Une procession solennelle composée seulement d’hommes passe devant nous. « Ce sont des griots qui président les funérailles » nous précise Balkissa. « Retournons à la maison, mon fils doit arriver avec son groupe qui anime la fête ». Abdoul arrive en sautant avec ses amis; il porte une hache traditionnelle à la main. Un masque les suit, s’assoit sur le chef de famille qui lui tend quelques pièces de Francs CFA et la troupe repart frénétiquement. Toute la journée jusqu’en soirée et ce, pendant 3 jours, les masques amèneront de la vie dans les rues du quartier Kuinima, tout en célébrant les morts!
Koumi

Quelques semaines plus tard, nous sommes en route vers Koumi, un village traditionnel près de Bobo. « Il doit y avoir une fête au village, il y a trop de monde sur la route » annonce Aruna, notre guide.
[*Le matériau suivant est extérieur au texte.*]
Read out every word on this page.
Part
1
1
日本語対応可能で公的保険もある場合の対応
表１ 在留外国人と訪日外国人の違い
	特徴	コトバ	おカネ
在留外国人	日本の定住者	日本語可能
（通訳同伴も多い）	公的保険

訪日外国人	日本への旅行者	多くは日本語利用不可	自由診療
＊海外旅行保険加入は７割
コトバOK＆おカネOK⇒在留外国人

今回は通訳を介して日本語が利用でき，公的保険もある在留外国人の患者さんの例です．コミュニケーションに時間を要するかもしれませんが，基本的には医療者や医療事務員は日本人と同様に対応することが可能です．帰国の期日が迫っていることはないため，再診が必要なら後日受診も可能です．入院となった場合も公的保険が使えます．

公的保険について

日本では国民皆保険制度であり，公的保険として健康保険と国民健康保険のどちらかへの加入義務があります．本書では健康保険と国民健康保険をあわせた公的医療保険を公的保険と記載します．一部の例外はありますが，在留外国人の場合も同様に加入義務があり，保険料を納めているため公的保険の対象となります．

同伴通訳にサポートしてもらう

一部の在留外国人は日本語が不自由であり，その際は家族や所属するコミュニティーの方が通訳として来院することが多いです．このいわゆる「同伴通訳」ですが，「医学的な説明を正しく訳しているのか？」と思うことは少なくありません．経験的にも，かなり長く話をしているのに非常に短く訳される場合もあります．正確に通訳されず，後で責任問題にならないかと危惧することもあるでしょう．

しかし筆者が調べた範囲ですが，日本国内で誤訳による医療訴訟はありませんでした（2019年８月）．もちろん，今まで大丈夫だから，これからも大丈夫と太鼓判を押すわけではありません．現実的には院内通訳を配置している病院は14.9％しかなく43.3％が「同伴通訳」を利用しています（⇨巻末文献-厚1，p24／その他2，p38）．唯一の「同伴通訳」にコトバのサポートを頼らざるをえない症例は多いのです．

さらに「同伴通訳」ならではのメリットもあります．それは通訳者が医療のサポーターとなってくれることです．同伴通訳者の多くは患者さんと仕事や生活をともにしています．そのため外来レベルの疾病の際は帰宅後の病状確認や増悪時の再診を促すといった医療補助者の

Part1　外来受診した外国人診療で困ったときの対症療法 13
Sérafin, son oncle, nous confirme qu’il y aura des masques aujourd’hui!
Vers midi, nous nous retrouvons sur la place centrale du village où un grand cercle est tracé de poudre blanche. Notre banc a beau être accolé au cercle, quand les masque arrivent il y a au moins 5 rangées de personnes assises devant nous!
« Chaque masque représente des défunts des différents quartiers du village, divisé entre les nobles, les agriculteurs, les forgerons et les griots. » Les griots, ou les gardiens des traditions, sont également responsables de la musique, afin de communiquer « avec les différentes dimensions du monde » soit : les vivants, les ancêtres et les esprits. Celui qui s’exprime au tambour est particulièrement charismatique. Il approche un-à-un les masques assis autour du cercle, il les amène à danser au centre et, de temps en temps, des jeunes viennent sauter et réaliser jusqu'à des saltos, au grand bonheur de la foule.
Foule qui se fait nombreuse et insistante pour voir les prestations! À un certain moment, une vague humaine déferle sur notre section et les bancs sont renversés! Un masque est arrivé avec son fouet et s’est mis à menacer les spectateurs en frappant le sol! Après le tumulte, Jérémie et moi nous frayons un chemin à l’avant-scène. Jérémie sera pris dans les bras d’un ami à quatre reprises pour éviter un mouvement trop brusque de la foule…Ça frise la folie… Mais nous sommes au cœur de l’action!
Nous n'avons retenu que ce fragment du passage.